The original Tetris that was a pack-in with the original Game Boy did not have a battery for saving. But Tetris DX for the Game Boy Colour (which is also backwards compatible with the original Game Boy) does have a save feature. You probably are thinking of DX.
I still remember the pain it was writing down and reentering Super Castlevania IV passwords on the SNES. This was a gen later and I remember loosing progress more than once because I messed up and the game wouldn´t recognize my badly written password.Zelda 1, like a lot of others here.
Now, the question is: Zelda was released quite early in the NES's life cycle and already had battery saves, so the hell did some later games use ridiculously long passwords instead of saves?I'm looking at you, Willow, and The Magic of Scheherazade.
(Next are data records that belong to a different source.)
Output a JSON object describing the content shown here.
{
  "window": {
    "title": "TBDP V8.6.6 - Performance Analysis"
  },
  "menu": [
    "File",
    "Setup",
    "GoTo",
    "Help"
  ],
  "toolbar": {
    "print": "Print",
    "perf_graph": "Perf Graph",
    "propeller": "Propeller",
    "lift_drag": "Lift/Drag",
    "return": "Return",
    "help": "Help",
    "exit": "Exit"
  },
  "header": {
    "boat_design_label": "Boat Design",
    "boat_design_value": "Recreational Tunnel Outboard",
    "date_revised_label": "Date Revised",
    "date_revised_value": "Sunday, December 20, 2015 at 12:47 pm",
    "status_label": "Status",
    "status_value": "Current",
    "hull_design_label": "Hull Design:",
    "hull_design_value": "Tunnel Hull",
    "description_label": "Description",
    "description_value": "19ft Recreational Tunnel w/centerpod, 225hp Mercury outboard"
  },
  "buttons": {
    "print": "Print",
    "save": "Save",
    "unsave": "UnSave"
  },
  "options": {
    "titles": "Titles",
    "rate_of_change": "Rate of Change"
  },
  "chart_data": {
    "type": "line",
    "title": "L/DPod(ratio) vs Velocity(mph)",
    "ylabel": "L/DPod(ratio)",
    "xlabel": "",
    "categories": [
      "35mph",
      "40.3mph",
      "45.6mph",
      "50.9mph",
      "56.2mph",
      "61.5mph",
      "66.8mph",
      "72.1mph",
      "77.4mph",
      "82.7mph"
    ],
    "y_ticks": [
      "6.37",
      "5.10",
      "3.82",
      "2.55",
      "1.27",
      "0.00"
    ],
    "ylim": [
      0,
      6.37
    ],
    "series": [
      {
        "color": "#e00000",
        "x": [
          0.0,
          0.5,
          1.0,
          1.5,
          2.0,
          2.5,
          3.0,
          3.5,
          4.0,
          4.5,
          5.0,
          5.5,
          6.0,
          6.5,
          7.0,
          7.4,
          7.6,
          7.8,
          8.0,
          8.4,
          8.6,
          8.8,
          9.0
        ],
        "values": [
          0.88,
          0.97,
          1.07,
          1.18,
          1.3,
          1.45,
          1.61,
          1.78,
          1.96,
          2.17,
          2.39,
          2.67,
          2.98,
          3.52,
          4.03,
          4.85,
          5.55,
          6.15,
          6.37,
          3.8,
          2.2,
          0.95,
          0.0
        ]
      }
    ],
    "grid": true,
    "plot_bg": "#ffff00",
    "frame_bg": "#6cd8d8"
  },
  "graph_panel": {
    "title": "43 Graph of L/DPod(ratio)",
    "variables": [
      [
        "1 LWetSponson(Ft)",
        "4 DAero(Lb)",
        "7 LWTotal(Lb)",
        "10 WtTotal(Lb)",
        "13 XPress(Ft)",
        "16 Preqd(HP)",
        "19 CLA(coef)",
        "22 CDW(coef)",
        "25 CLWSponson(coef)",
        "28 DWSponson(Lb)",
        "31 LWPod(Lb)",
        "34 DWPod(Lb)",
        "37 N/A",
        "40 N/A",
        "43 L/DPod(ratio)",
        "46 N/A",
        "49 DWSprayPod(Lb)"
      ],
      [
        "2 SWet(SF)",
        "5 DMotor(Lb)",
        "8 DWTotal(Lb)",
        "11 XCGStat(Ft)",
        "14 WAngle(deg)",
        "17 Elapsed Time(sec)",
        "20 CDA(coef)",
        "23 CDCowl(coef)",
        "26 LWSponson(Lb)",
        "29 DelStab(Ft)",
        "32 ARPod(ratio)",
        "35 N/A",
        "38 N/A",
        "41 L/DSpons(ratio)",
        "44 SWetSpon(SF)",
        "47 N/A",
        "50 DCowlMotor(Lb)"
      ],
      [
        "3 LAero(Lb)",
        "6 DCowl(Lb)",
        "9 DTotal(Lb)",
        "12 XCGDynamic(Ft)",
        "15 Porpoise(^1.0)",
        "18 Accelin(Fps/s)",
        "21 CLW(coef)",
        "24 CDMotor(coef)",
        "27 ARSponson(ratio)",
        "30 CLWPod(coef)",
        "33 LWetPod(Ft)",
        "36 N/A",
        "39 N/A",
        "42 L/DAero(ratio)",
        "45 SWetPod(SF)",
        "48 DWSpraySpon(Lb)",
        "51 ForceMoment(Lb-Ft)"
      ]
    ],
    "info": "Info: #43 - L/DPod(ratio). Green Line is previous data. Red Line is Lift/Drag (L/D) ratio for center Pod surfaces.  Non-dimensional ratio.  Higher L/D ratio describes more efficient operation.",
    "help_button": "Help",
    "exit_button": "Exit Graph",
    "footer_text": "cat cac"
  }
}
I must be misremembering. My first savefile-ready game should then be SMW.But you can't save in Mario 3...
I actually had both, hehehe.
But which came out earlier, DX or SMAS+W?
Super Mario All-Stars + Super Mario World = 1994
Tertris DX = 1998 (this was a launch game with the Game Boy Color)
So a SNES game then. Neat, was also my first game there (it was a bundle).
I forgot, was Zelda the only NES game with a save system or did Castlevania also had one?
Super Mario world
edit: I think I remember actually being mad at Crysis because, like Far Cry, you couldn't save anywhere. It used checkpoints I'm pretty sure.
It was either Zelda 2 or Dragon Warrior 1. Can't remember which was first.